Вот так мы и сидели у постели больного. Около палаты, где лежал Мартин, находилась маленькая комнатушка, где мы проводили большую часть времени, только изредка наведываясь в палату, хотя доктор утверждал, что звуки человеческой речи и вид знакомых людей могут оказать на Мартина только благотворное влияние.
Преподобный Гримшоу ежедневно молился по нескольку минут у постели Мартина Пембертона. Пару раз навестил больного и отец Эмили, Эймос Тисдейл. Он горестно качал головой, но в этом жесте было больше грусти, нежели сожаления о том, что дела практически не сдвигаются с мертвой точки. Сара Пембертон вселяла во всех уверенность в том, что уж, коль Мартин выжил, со временем его состояние несомненно улучшится. Сара вязала, сидя у постели нашего больного. Я чувствовал, что если она не будет этого делать и станет сидеть, просто сложа свои белые красивые руки, то ее разум окажется в опасности. Однажды она привела с собой Ноа, но мальчик не захотел войти в палату, где лежал Мартин. Ноа встал у окна и внимательно оглядывал улицу. Конечно, все мы находились в страшном напряжении, взирая на жизнь, больше похожую на смерть.
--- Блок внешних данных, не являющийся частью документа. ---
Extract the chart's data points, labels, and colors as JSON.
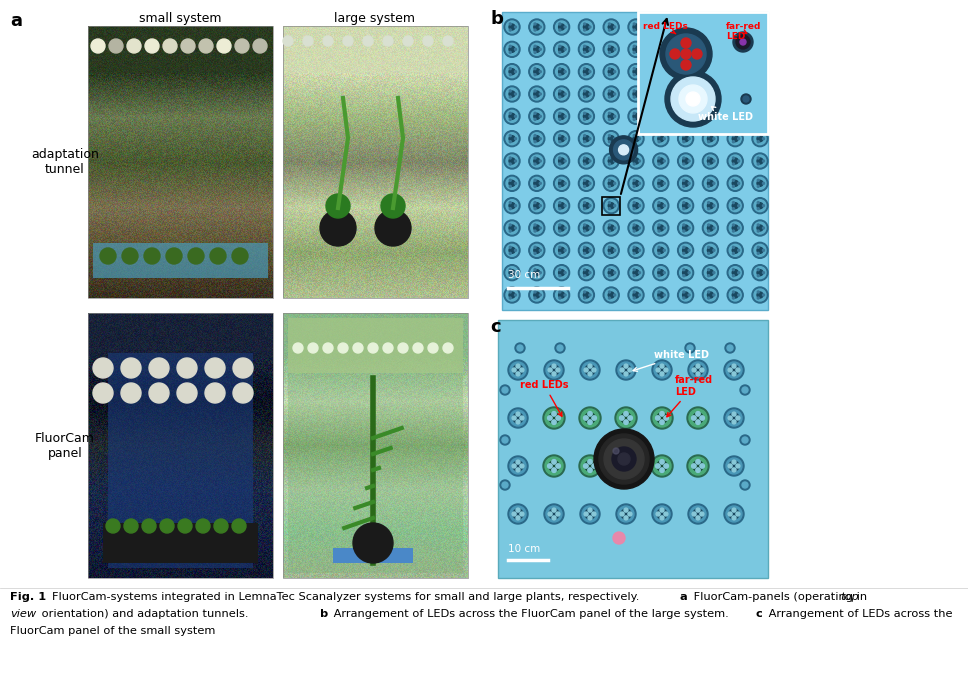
{
  "panel_a_label": "a",
  "panel_b_label": "b",
  "panel_c_label": "c",
  "small_system_label": "small system",
  "large_system_label": "large system",
  "adaptation_tunnel_label": "adaptation\ntunnel",
  "fluorcam_panel_label": "FluorCam\npanel",
  "white_led_label": "white LED",
  "red_leds_label": "red LEDs",
  "far_red_label_b": "far-red\nLED",
  "far_red_label_c": "far-red\nLED",
  "scale_30cm": "30 cm",
  "scale_10cm": "10 cm",
  "bg_color": "#ffffff",
  "panel_b_bg": "#7ec8e0",
  "panel_c_bg": "#7cc4de",
  "led_outer": "#3a7a98",
  "led_mid": "#5aa8c8",
  "led_inner": "#2a5a78",
  "caption_line1": "FluorCam-systems integrated in LemnaTec Scanalyzer systems for small and large plants, respectively. ",
  "caption_line2a": " FluorCam-panels (operating in ",
  "caption_line2_top": "top",
  "caption_line2b": "",
  "caption_line3_view": "view",
  "caption_line3b": " orientation) and adaptation tunnels. ",
  "caption_line3c_b": " Arrangement of LEDs across the FluorCam panel of the large system. ",
  "caption_line3c_c": " Arrangement of LEDs across the",
  "caption_line4": "FluorCam panel of the small system",
  "photo_a_tl_colors": [
    "#3a3020",
    "#5a5030",
    "#7a7050",
    "#4a5a30",
    "#6a7a50",
    "#2a3a20"
  ],
  "photo_a_tr_colors": [
    "#b0c090",
    "#90a870",
    "#c0d0a0",
    "#808868",
    "#a0b880",
    "#d0dab0"
  ],
  "photo_a_bl_colors": [
    "#101830",
    "#152040",
    "#1a2848",
    "#202830",
    "#0a1020",
    "#182238"
  ],
  "photo_a_br_colors": [
    "#a0b890",
    "#90c898",
    "#b0d0a8",
    "#80a870",
    "#c0d8b0",
    "#88b888"
  ]
}
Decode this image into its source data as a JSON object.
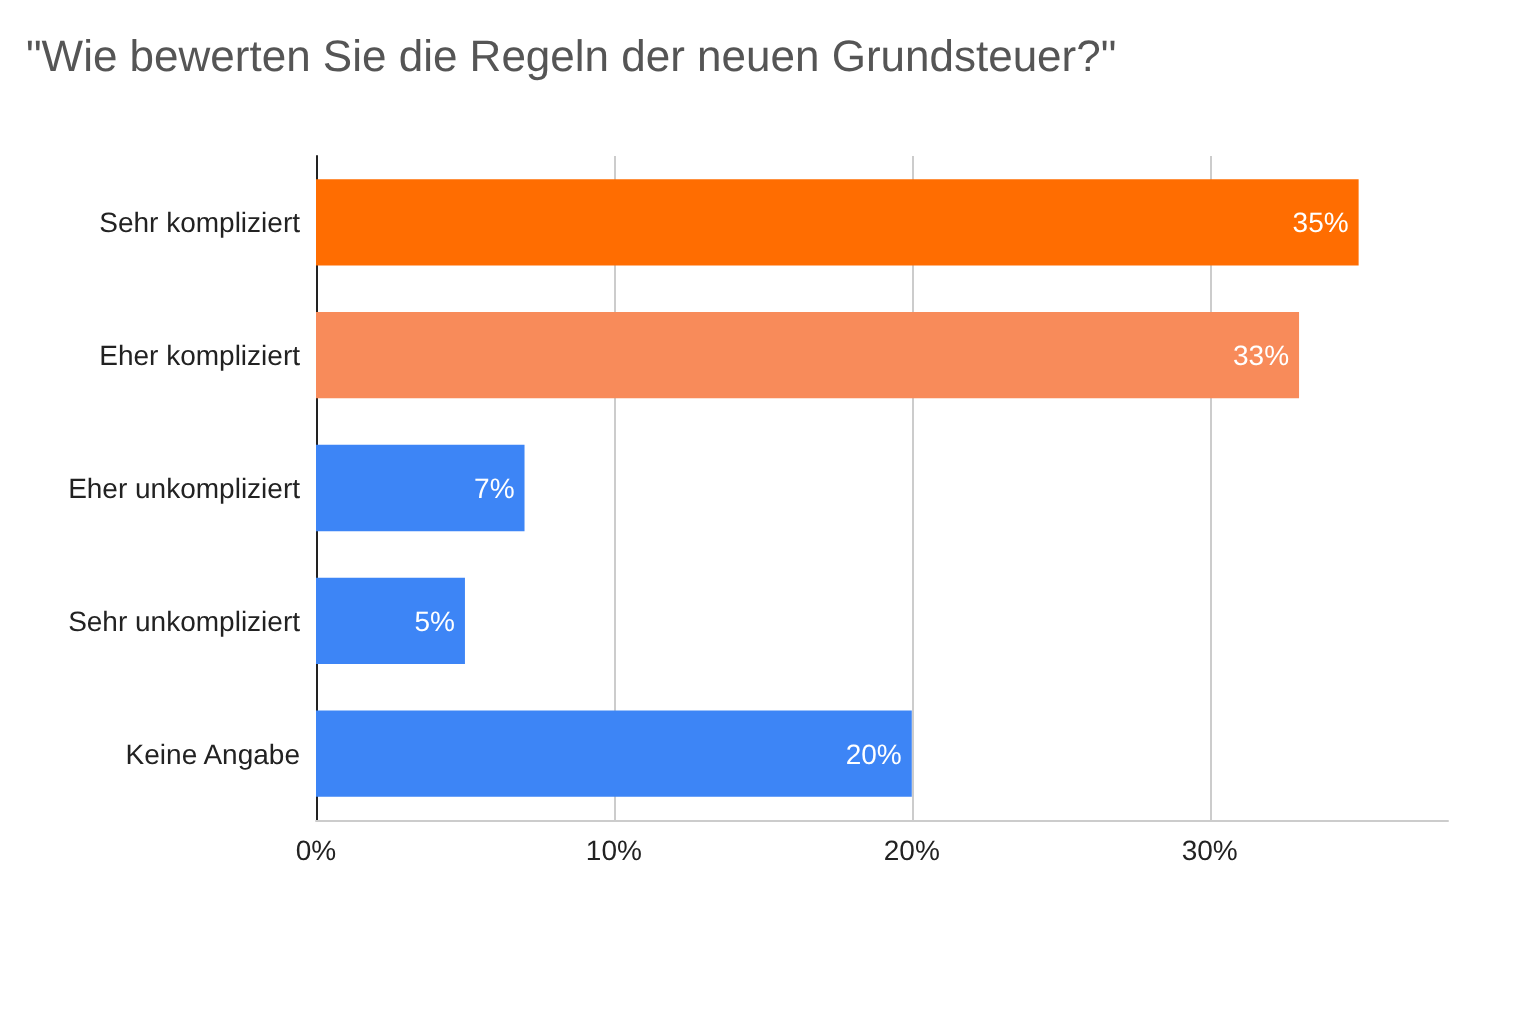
{
  "chart_data": {
    "type": "bar",
    "orientation": "horizontal",
    "title": "\"Wie bewerten Sie die Regeln der neuen Grundsteuer?\"",
    "categories": [
      "Sehr kompliziert",
      "Eher kompliziert",
      "Eher unkompliziert",
      "Sehr unkompliziert",
      "Keine Angabe"
    ],
    "values": [
      35,
      33,
      7,
      5,
      20
    ],
    "colors": [
      "#ff6d01",
      "#f88b5a",
      "#3d85f6",
      "#3d85f6",
      "#3d85f6"
    ],
    "value_labels": [
      "35%",
      "33%",
      "7%",
      "5%",
      "20%"
    ],
    "xlim": [
      0,
      38
    ],
    "xticks": [
      {
        "value": 0,
        "label": "0%"
      },
      {
        "value": 10,
        "label": "10%"
      },
      {
        "value": 20,
        "label": "20%"
      },
      {
        "value": 30,
        "label": "30%"
      }
    ],
    "grid": "x"
  }
}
Врангель, кучер омнибуса, был привлечен к суду за убийство Накса Гири. На вопросы он не отвечал. Он отказался говорить и вел себя как индеец с Западного побережья, который просто стоит, презрительно скрестив на груди руки, и не вступает в унизительные переговоры с бледнолицыми. С помощью преподобного Гримшоу Донну удалось преобразовать Дом маленьких бродяг в убежище для сирот и передать его на попечение протестантской епископальной церкви, расположенной на Лексингтон-авеню. Три приглашенных врача и дантист осмотрели детей и пришли к выводу, что все они здоровы и хорошо ухожены. Эмили Тисдейл, посетив приют, сообщила, что на основании своего, пусть небогатого, педагогического опыта, она считает, что дети отличаются излишним спокойствием, а в глазах их затаился страх. Тех детей, которые находились в омнибусе, изолировали от остальных и опросили. Опрос, в присутствии Донна, проводила медицинская сестра, служащая муниципальной полиции. Дети оказались не слишком общительными. Средний возраст — от шести до девяти лет. Все они считали, что их повезли на прогулку за город, во всяком случае, так им было сказано. Сколько времени успели они пробыть в Доме? Этого они не знали. Били ли их, издевались ли над ними в Доме? Нет. Делал ли это мистер Врангель? Нет. А мистер Симмонс, директор? Нет. Как попали они в Дом? На этот вопрос дети тоже не могли ответить.